L’orbita terrestre bassa, quella più sfruttata, è ormai sempre più popolata da satelliti e ciarpame di varia natura, con il risultato che ogni singolo oggetto privo di controllo, per quanto minuscolo, può trasformarsi in un proiettile vagante capace di causare danni immensi, danni che a loro volta possono dar vita a nuovi detriti in un circolo vizioso che, nel peggiore dei casi, potrebbe obbligarci a dire addio ai viaggi spaziali, e ai servizi satellitari, riportandoci tecnologicamente ai tempi della SIP. Al pari delle testate nucleari, anche gli ASAT vengono dunque considerati un pericoloso deterrente, più che un’arma vera e propria, tuttavia questa consapevolezza non aiuta a dormire sonni tranquilli.

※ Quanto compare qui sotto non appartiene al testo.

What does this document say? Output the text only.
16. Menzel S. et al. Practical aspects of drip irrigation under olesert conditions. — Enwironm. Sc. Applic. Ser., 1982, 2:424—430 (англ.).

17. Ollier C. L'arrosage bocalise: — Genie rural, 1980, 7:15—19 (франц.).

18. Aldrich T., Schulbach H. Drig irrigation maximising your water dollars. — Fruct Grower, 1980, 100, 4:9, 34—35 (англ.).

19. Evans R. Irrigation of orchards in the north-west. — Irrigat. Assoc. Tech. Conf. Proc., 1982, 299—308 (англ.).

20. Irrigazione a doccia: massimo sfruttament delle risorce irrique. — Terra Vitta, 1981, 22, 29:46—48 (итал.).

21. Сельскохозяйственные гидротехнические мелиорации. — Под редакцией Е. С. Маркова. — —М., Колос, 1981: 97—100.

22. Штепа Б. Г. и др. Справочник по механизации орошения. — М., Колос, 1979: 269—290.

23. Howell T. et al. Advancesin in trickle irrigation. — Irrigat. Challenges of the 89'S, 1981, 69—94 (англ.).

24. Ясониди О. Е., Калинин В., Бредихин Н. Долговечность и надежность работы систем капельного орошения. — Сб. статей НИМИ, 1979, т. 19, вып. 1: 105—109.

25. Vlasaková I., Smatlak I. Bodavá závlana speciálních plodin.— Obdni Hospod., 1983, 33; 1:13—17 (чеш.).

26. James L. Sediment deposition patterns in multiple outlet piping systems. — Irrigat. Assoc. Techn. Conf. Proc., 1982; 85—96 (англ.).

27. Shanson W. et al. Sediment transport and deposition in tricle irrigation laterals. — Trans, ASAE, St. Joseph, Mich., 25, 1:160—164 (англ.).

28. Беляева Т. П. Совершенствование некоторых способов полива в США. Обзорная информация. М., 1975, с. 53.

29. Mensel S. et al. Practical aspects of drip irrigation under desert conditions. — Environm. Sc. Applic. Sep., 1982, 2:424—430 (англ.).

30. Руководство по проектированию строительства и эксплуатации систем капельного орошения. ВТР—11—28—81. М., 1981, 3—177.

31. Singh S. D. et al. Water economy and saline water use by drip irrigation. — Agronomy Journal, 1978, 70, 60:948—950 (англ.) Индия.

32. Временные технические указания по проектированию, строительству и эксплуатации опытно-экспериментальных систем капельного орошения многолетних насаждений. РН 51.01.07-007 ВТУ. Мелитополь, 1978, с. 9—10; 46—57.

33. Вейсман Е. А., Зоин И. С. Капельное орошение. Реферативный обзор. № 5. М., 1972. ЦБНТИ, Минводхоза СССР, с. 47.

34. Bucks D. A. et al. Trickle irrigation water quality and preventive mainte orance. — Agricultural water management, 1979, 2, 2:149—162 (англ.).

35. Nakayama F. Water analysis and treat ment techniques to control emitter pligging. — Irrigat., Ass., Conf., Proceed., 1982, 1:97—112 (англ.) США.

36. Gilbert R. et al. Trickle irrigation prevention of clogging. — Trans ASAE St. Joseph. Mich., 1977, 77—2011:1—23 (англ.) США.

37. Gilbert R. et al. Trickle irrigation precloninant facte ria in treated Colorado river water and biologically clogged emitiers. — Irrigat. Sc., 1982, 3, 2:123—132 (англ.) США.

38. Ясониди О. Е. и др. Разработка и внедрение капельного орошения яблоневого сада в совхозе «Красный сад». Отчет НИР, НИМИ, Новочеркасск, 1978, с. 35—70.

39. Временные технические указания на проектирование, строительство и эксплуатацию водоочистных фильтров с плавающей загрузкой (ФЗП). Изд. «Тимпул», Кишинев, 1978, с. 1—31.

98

Quello che non ha esplicitato Harris è il fatto che l’esopolitca sia incastrata in una fase di stallo in cui le varie parti si bilanciano asimmetricamente per assicurarsi che sia preservato lo status quo. Gli USA hanno istituito un esteso network satellitare, militare e commerciale, tuttavia il dominio spaziale statunitense viene tenuto in scacco dal fatto che Cina e Russia, sostiene l’Intelligence americana, abbiano sviluppato gli ASAT al punto di raggiungere la capacità operativa iniziale (IOC). Normare i missili antisatellitari, quindi, non contribuirebbe troppo ad attenuare la militarizzazione dello spazio, piuttosto impedirebbe agli avversari di Washington di fare affidamento su una leva politica molto potente e relativamente accessibile.

Approfittando del legittimo orrore umano rappresentato dalla guerra, gli Stati Uniti stanno spingendo perché tutti gli alleati si impegnino a «mettere pressioni» su Cina e Russia, così che le due nazioni si trovino costrette a seguire l’esempio americano o a essere etichettate «come coloro che potranno potenzialmente causare futuri incidenti legati ai detriti, i quali finiranno con il danneggiare tutti». Una pretesa corretta, ma che dovrebbe essere bilanciata da una regolamentazione altrettanto rigida della militarizzazione orbitale, così che l’intervento sia mirato a garantire un equilibrio pacifico e non all’istituzione di un ennesimo monopolio americano.